Version: Next

Reusable actions and common scripts

Reusable actions

Run Event Validation

The run_event_validation action is a custom GitHub action that handles validation logic for OpenLineage events. Because OpenLineage events have a standardized structure, we provide a generic action that validates events against OpenLineage specifications.

The action:

Retrieves the OpenLineage specification for all releases defined in release_tags
Runs syntax validation (checks if events conform to the OpenLineage JSON schema)
Runs semantic validation (compares actual event content with expected values using Event Comparison)
Creates a comprehensive report using Report

Inputs:

Name	Description	Required	Default
`release_tags`	List of the spec versions to check against	false	""
`ol_release`	Release to run the validation with	false	""
`component_release`	Release of the component producing events	false	""
`target-path`	Path to save the report to	true	-
`event-directory`	Directory containing the events to validate	true	-
`producer-dir`	Directory with producer definitions	true	-
`component`	Component name to use	true	-

Outputs:

Name	Description
`report_path`	Path to generated report

Structure

The action requires a specific directory structure for validation to work properly:

Event Directory Structure:

Root event directory - Top-level directory containing scenario subdirectories
- Scenario subdirectories - One directory per test scenario
  - Generated event files - Actual OpenLineage events produced by the component being tested
  - File naming - Events should be named descriptively (e.g., job_start.json, job_complete.json)
  - Format - All files must be valid JSON containing OpenLineage events

Producer Directory Structure:

Producer root - Main directory for the producer component
- Scenarios directory - Contains expected event definitions
  - Scenario subdirectories - Mirror the structure of event directory
    - config.json - Configuration file with test specifications and version constraints
    - events/ - Directory containing expected OpenLineage event templates
      - Expected event files - Template events using Jinja functions for flexible validation
    - maintainers.json - File listing scenario maintainers
    - scenario.md - Documentation describing the test scenario

Example Directory Layout:

event-directory/
├── scenario1/
│   ├── job_start.json          # Generated events
│   └── job_complete.json
└── scenario2/
    ├── spark_read.json
    └── spark_write.json

producer-dir/
├── scenarios/
│   ├── scenario1/
│   │   ├── config.json         # Test configuration
│   │   ├── events/
│   │   │   ├── job_start.json  # Expected event template
│   │   │   └── job_complete.json
│   │   ├── maintainers.json
│   │   └── scenario.md
│   └── scenario2/
│       ├── config.json
│       ├── events/
│       │   ├── spark_read.json
│       │   └── spark_write.json
│       ├── maintainers.json
│       └── scenario.md

Validation Process:

Discovery - Action scans event directory for scenario subdirectories
Matching - For each scenario, finds corresponding producer scenario definition
Configuration Loading - Reads scenario config.json for version constraints and test specifications
Event Pairing - Matches generated events with expected event templates by filename
Validation Execution - Runs comparison between generated and expected events
Report Generation - Compiles results into comprehensive compatibility report

Get OpenLineage Artifacts

Action that downloads OpenLineage artifacts from either the latest OpenLineage builds or Maven repository.

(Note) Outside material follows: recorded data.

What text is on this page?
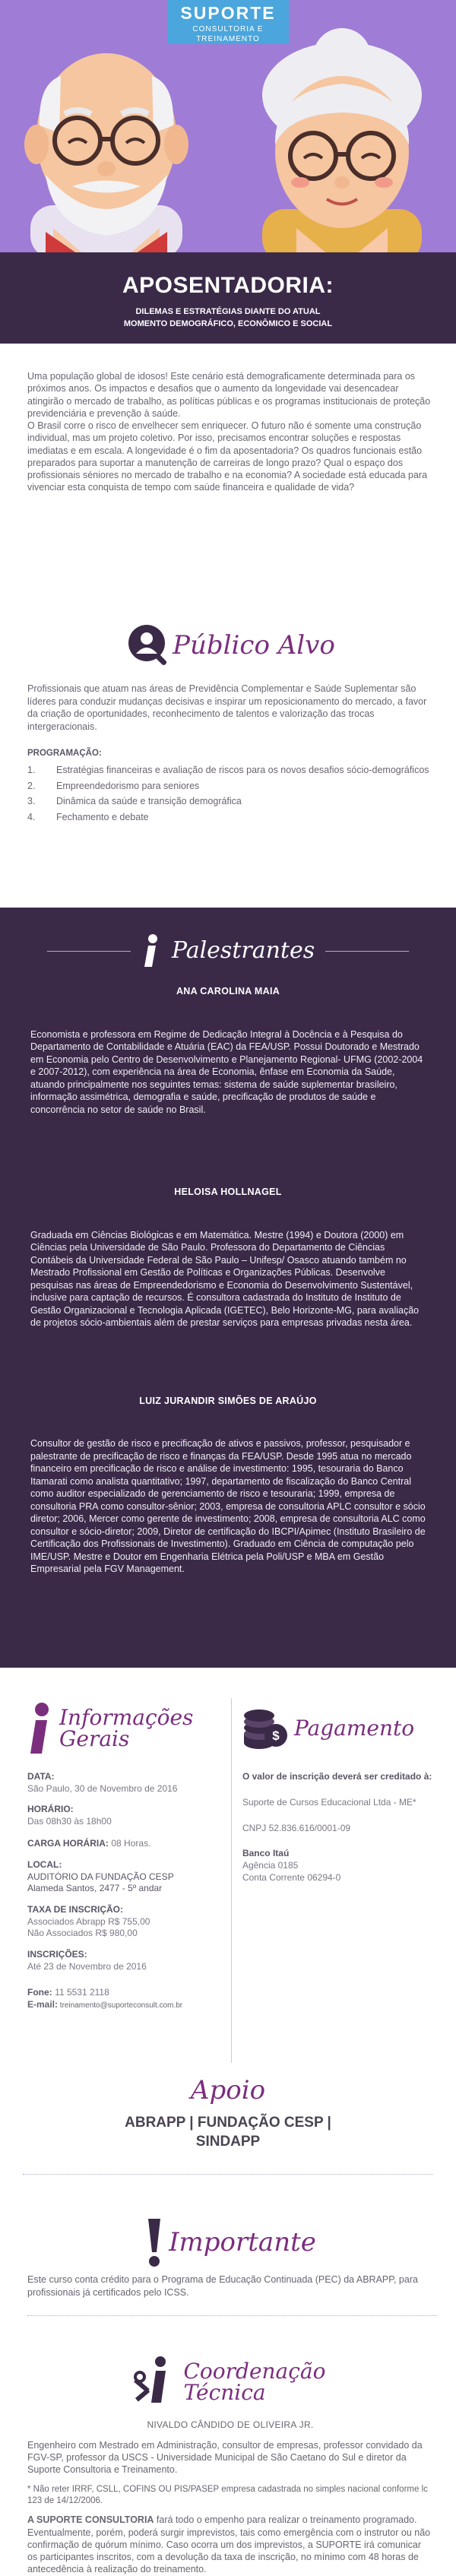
SUPORTE
CONSULTORIA E TREINAMENTO
APOSENTADORIA:
DILEMAS E ESTRATÉGIAS DIANTE DO ATUAL MOMENTO DEMOGRÁFICO, ECONÔMICO E SOCIAL

Uma população global de idosos! Este cenário está demograficamente determinada para os próximos anos. Os impactos e desafios que o aumento da longevidade vai desencadear atingirão o mercado de trabalho, as políticas públicas e os programas institucionais de proteção previdenciária e prevenção à saúde.

O Brasil corre o risco de envelhecer sem enriquecer. O futuro não é somente uma construção individual, mas um projeto coletivo. Por isso, precisamos encontrar soluções e respostas imediatas e em escala. A longevidade é o fim da aposentadoria? Os quadros funcionais estão preparados para suportar a manutenção de carreiras de longo prazo? Qual o espaço dos profissionais séniores no mercado de trabalho e na economia? A sociedade está educada para vivenciar esta conquista de tempo com saúde financeira e qualidade de vida?

Público Alvo

Profissionais que atuam nas áreas de Previdência Complementar e Saúde Suplementar são líderes para conduzir mudanças decisivas e inspirar um reposicionamento do mercado, a favor da criação de oportunidades, reconhecimento de talentos e valorização das trocas intergeracionais.

PROGRAMAÇÃO:
1.	Estratégias financeiras e avaliação de riscos para os novos desafios sócio-demográficos
2.	Empreendedorismo para seniores
3.	Dinâmica da saúde e transição demográfica
4.	Fechamento e debate
Palestrantes
ANA CAROLINA MAIA

Economista e professora em Regime de Dedicação Integral à Docência e à Pesquisa do Departamento de Contabilidade e Atuária (EAC) da FEA/USP. Possui Doutorado e Mestrado em Economia pelo Centro de Desenvolvimento e Planejamento Regional- UFMG (2002-2004 e 2007-2012), com experiência na área de Economia, ênfase em Economia da Saúde, atuando principalmente nos seguintes temas: sistema de saúde suplementar brasileiro, informação assimétrica, demografia e saúde, precificação de produtos de saúde e concorrência no setor de saúde no Brasil.

HELOISA HOLLNAGEL

Graduada em Ciências Biológicas e em Matemática. Mestre (1994) e Doutora (2000) em Ciências pela Universidade de São Paulo. Professora do Departamento de Ciências Contábeis da Universidade Federal de São Paulo – Unifesp/ Osasco atuando também no Mestrado Profissional em Gestão de Políticas e Organizações Públicas. Desenvolve pesquisas nas áreas de Empreendedorismo e Economia do Desenvolvimento Sustentável, inclusive para captação de recursos. É consultora cadastrada do Instituto de Instituto de Gestão Organizacional e Tecnologia Aplicada (IGETEC), Belo Horizonte-MG, para avaliação de projetos sócio-ambientais além de prestar serviços para empresas privadas nesta área.

LUIZ JURANDIR SIMÕES DE ARAÚJO

Consultor de gestão de risco e precificação de ativos e passivos, professor, pesquisador e palestrante de precificação de risco e finanças da FEA/USP. Desde 1995 atua no mercado financeiro em precificação de risco e análise de investimento: 1995, tesouraria do Banco Itamarati como analista quantitativo; 1997, departamento de fiscalização do Banco Central como auditor especializado de gerenciamento de risco e tesouraria; 1999, empresa de consultoria PRA como consultor-sênior; 2003, empresa de consultoria APLC consultor e sócio diretor; 2006, Mercer como gerente de investimento; 2008, empresa de consultoria ALC como consultor e sócio-diretor; 2009, Diretor de certificação do IBCPI/Apimec (Instituto Brasileiro de Certificação dos Profissionais de Investimento). Graduado em Ciência de computação pelo IME/USP. Mestre e Doutor em Engenharia Elétrica pela Poli/USP e MBA em Gestão Empresarial pela FGV Management.

Informações
Gerais
DATA:
São Paulo, 30 de Novembro de 2016
HORÁRIO:
Das 08h30 às 18h00
CARGA HORÁRIA: 08 Horas.
LOCAL:
AUDITÓRIO DA FUNDAÇÃO CESP
Alameda Santos, 2477 - 5º andar
TAXA DE INSCRIÇÃO:
Associados Abrapp R$ 755,00
Não Associados R$ 980,00
INSCRIÇÕES:
Até 23 de Novembro de 2016
Fone: 11 5531 2118
E-mail: treinamento@suporteconsult.com.br
$ Pagamento
O valor de inscrição deverá ser creditado à:
Suporte de Cursos Educacional Ltda - ME*
CNPJ 52.836.616/0001-09
Banco Itaú
Agência 0185
Conta Corrente 06294-0
Apoio
ABRAPP | FUNDAÇÃO CESP |
SINDAPP
Importante

Este curso conta crédito para o Programa de Educação Continuada (PEC) da ABRAPP, para profissionais já certificados pelo ICSS.

Coordenação
Técnica
NIVALDO CÂNDIDO DE OLIVEIRA JR.

Engenheiro com Mestrado em Administração, consultor de empresas, professor convidado da FGV-SP, professor da USCS - Universidade Municipal de São Caetano do Sul e diretor da Suporte Consultoria e Treinamento.

* Não reter IRRF, CSLL, COFINS OU PIS/PASEP empresa cadastrada no simples nacional conforme lc 123 de 14/12/2006.

A SUPORTE CONSULTORIA fará todo o empenho para realizar o treinamento programado. Eventualmente, porém, poderá surgir imprevistos, tais como emergência com o instrutor ou não confirmação de quórum mínimo. Caso ocorra um dos imprevistos, a SUPORTE irá comunicar os participantes inscritos, com a devolução da taxa de inscrição, no mínimo com 48 horas de antecedência à realização do treinamento.
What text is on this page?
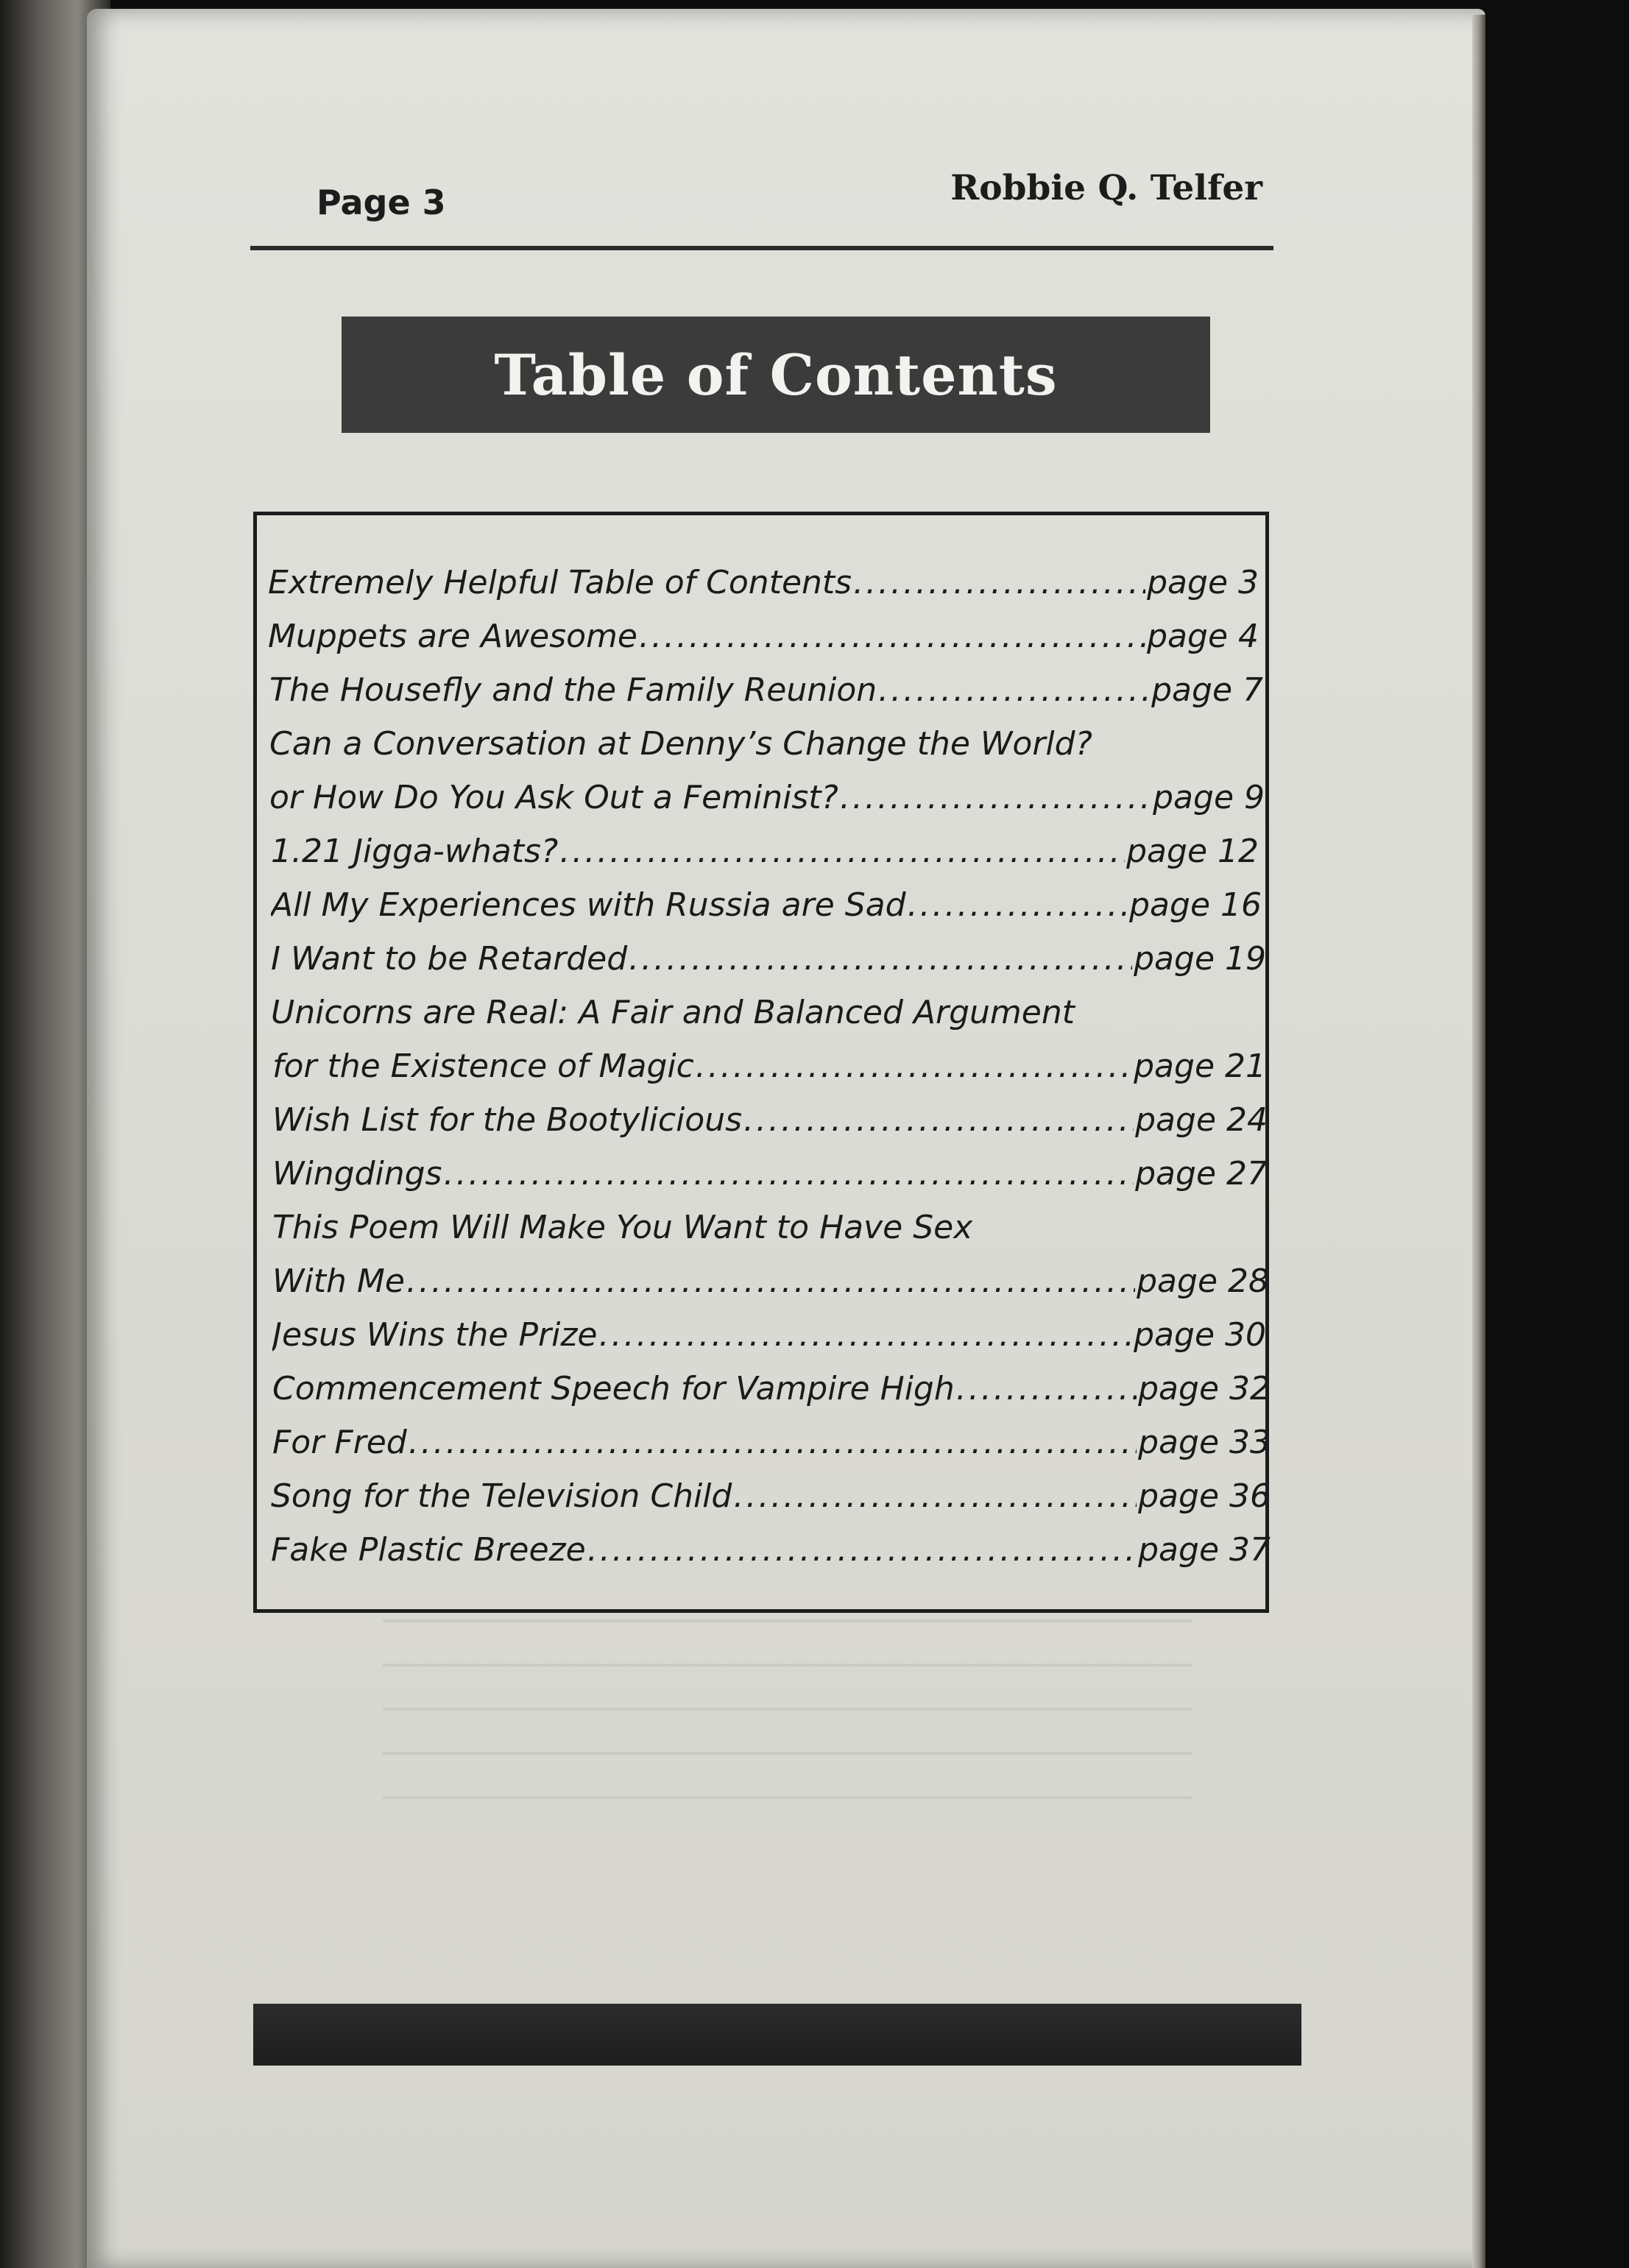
Page 3	Robbie Q. Telfer
Table of Contents
Extremely Helpful Table of Contents .....	page 3
Muppets are Awesome .....	page 4
The Housefly and the Family Reunion .....	page 7
Can a Conversation at Denny’s Change the World?
or How Do You Ask Out a Feminist? .....	page 9
1.21 Jigga-whats? .....	page 12
All My Experiences with Russia are Sad .....	page 16
I Want to be Retarded .....	page 19
Unicorns are Real: A Fair and Balanced Argument
for the Existence of Magic .....	page 21
Wish List for the Bootylicious .....	page 24
Wingdings .....	page 27
This Poem Will Make You Want to Have Sex
With Me .....	page 28
Jesus Wins the Prize .....	page 30
Commencement Speech for Vampire High .....	page 32
For Fred .....	page 33
Song for the Television Child .....	page 36
Fake Plastic Breeze .....	page 37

If get-latest-snapshots is true, the action attempts to get each non-skipped artifact from the latest build. If that fails, it falls back to getting the artifact from Maven Central using the version specified in version.

Inputs:

Name	Description	Required	Default
`get-latest-snapshots`	First try to download artifacts from OpenLineage builds, rather than Maven repository	false	false
`version`	OpenLineage artifact version to use if `get-latest-snapshots` is false or artifact is unavailable in latest build artifacts	true
`skip-spark`	Skip Spark integration download	false	false
`skip-java`	Skip Java client download	false	false
`skip-flink`	Skip Flink integration download	false	false
`skip-sql`	Skip SQL interface download	false	false
`skip-extensions`	Skip extensions download	false	false
`skip-gcp-lineage`	Skip GCP-lineage transport download	false	false
`skip-gcs`	Skip GCS transport download	false	false
`skip-s3`	Skip S3 transport download	false	false

Outputs:

Name	Description
`spark`	File path of the downloaded openlineage-spark jar
`java`	File path of the downloaded openlineage-java jar
`flink`	File path of the downloaded openlineage-flink jar
`sql`	File path of the downloaded openlineage-sql-java jar
`extensions`	File path of the downloaded openlineage-extensions jar
`gcp-lineage`	File path of the downloaded transports-gcp-lineage jar
`gcs`	File path of the downloaded transports-gcs jar
`s3`	File path of the downloaded transports-s3 jar

Common scripts

Event Comparison

Events are compared using the compare_events.py script, which iterates through the expected JSON and for each defined field checks if there is a corresponding one in the result file. Helper Jinja functions are defined to improve test coverage.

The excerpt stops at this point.